Serbia had a faster growth than the average of all transition countries and even five times faster than the EU. Citizens, however, are unhappy, because, as shown by the results of numerous surveys, quality of life is not sufficiently improved after the year 2000. The attempt to bridge the gap of the gray reality and the bright future through the vision of Serbia by 2020, was received with skepticism among experts, as well as the local public. The project for better business conditions, financially supported by the U.S. Agency for Development – USAID, should help the Government to increase the competitiveness of the local economy and the private sector. Serbia’s major challenge is to achieve the necessary coordination of monetary and fiscal policies, and reassure citizens and investors that the lasting macroeconomic stability is a goal that has no alternative. As stated by Dusan Vujovic, one of the main experts of the World Bank, it means more dynamic attraction of efficient investments, financed largely from domestic sources of savings, including public investments that attract and stimulate private investments. The essential challenge, in fact, is how to ensure conditions for such a dynamic business environment in the current maze of laws and procedures.
Most economists agree, that the state presence should be reduced in the decision-making process, especially the reduction of subsidies as a form of business. The support of specific sectors and generally, keeping active industrial policy can be successful only if it is directed towards achieving solutions that are consistent with a longer-term market outcome. An alternative to this policy is certainly increased competitiveness and improved business environment, being the main parameters in attracting direct foreign investment, said Professor Boris Begovic. The state has taken concrete steps, thus, for instance, approving subsidies for foreign investors in the amount of 2 to 10,000 euros for each new job created. The measure, however, gave limited results, because the impression is that investors did not find it crucial whether one will get incentives or not, but whether they will be able to have stable and successful businesses in Serbia in the long run.
The policy of a strong dinar against the euro is certainly not what the local economy supports, because it is not the result of increased economic activity, which is why the export results were not better, economists say. Serbia, like other countries in the region, has a problem with the deficit of the state, too. However, if the fiscal rules are followed, there should be no funding problems, and that means reducing the tax burden on wages and increasing spending.
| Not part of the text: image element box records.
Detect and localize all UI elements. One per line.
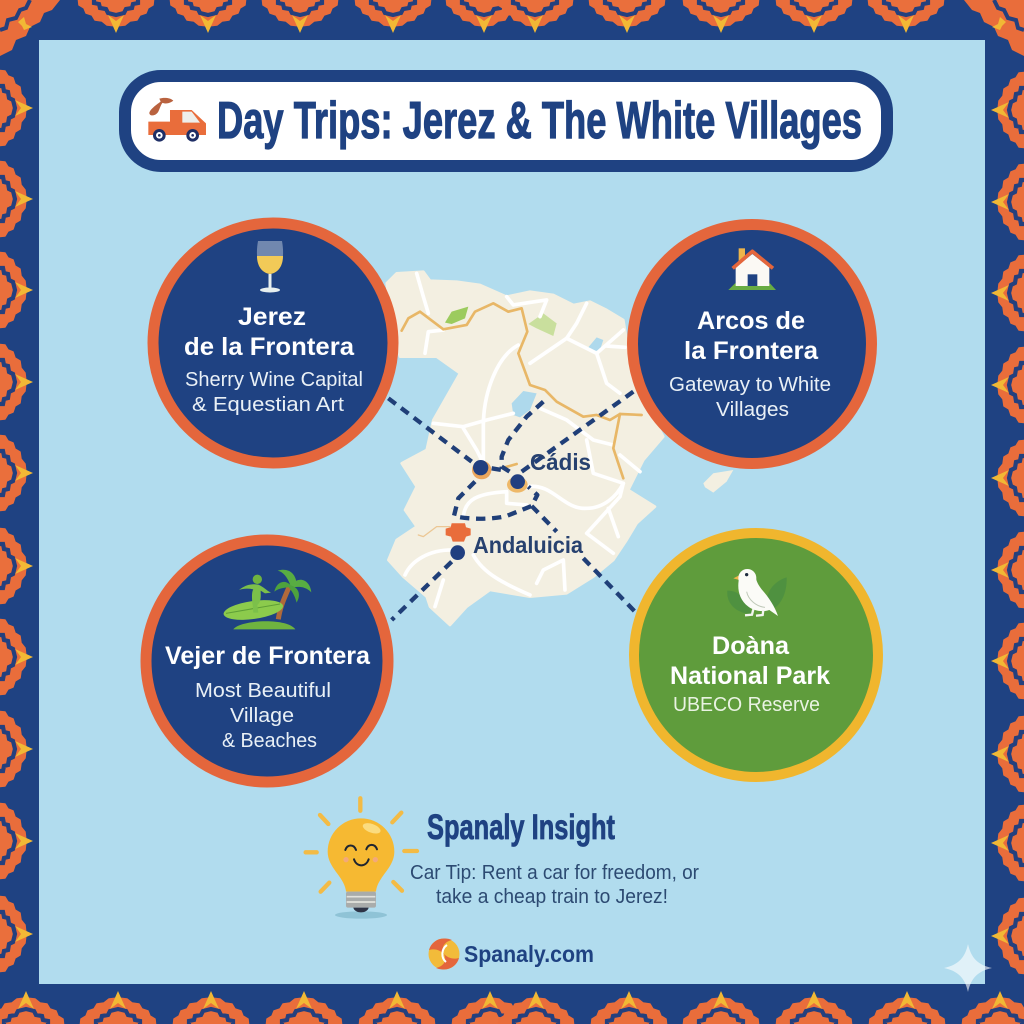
sparkle watermark [944,944,992,992]
description: UBECO Reserve [673,694,820,716]
panel: Vejer de Frontera [146,540,388,782]
logo: Spanaly.com [428,938,594,970]
panel: Arcos de la Frontera: la Frontera [684,337,819,365]
map island [703,470,733,493]
map land [387,272,663,625]
description: Sherry Wine Capital [185,369,363,391]
icon: house [728,248,776,290]
route dashed lines [388,392,635,620]
map label: Andalucia: Andaluicia [473,532,583,558]
icon: delivery truck [148,98,206,142]
heading: Doàna [712,632,790,660]
callout heading: Spanaly Insight [427,808,615,847]
map parks [445,307,468,324]
icon: smiling light bulb [306,798,417,919]
description: Most Beautiful [195,680,331,702]
map white roads [405,273,640,607]
icon: wine glass [257,241,283,292]
callout body: Car Tip: Rent a car for freedom, or [410,862,699,884]
map location marker: orange cross [446,523,471,542]
heading: Vejer de Frontera [165,642,371,670]
panel: Vejer de Frontera: Village [230,705,294,727]
heading: Arcos de [697,307,805,335]
panel: Donana National Park: National Park [670,662,830,690]
map lakes [512,337,603,417]
map location dots [450,460,528,560]
panel: Arcos de la Frontera [632,224,872,464]
icon: white bird with leaves [727,569,787,616]
callout: Spanaly Insight: take a cheap train to Jerez! [436,886,668,908]
panel: Jerez de la Frontera: & Equestian Art [192,394,344,416]
map tan highways [402,303,642,537]
panel: Donana National Park [634,533,878,777]
description: Gateway to White [669,374,831,396]
panel: Jerez de la Frontera [153,223,393,463]
panel: Vejer de Frontera: & Beaches [222,730,317,752]
callout: Spanaly Insight [306,798,699,919]
logo text: Spanaly.com [464,941,594,967]
map of Spain [387,272,733,625]
panel: Jerez de la Frontera: de la Frontera [184,333,355,361]
panel: Arcos de la Frontera: Villages [716,399,789,421]
heading: Jerez [238,303,306,331]
icon: swirl logo [428,938,460,970]
map label: Cadis: Cádis [530,449,591,475]
title banner [125,76,887,166]
icon: surfer and palm [222,570,311,629]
This is perhaps the biggest challenge in the Serbian conditions, which means major changes in thinking and behavior, of course, along with political and social consensus as the basis of the successful long-term economic development. Without this, it would be very difficult to complete the institutional reforms and respond to new challenges in ever tougher global economic environment. This means more competition and more difficult access to attractive markets in terms of lower demand and increased protectionism, reduced opportunities for credit financing and significant restrictions on capital flows. Of course, along with necessary corrections, it is therefore necessary to follow up carefully on the development strategy by the year 2020, which relies on the export orientation and external financing resources.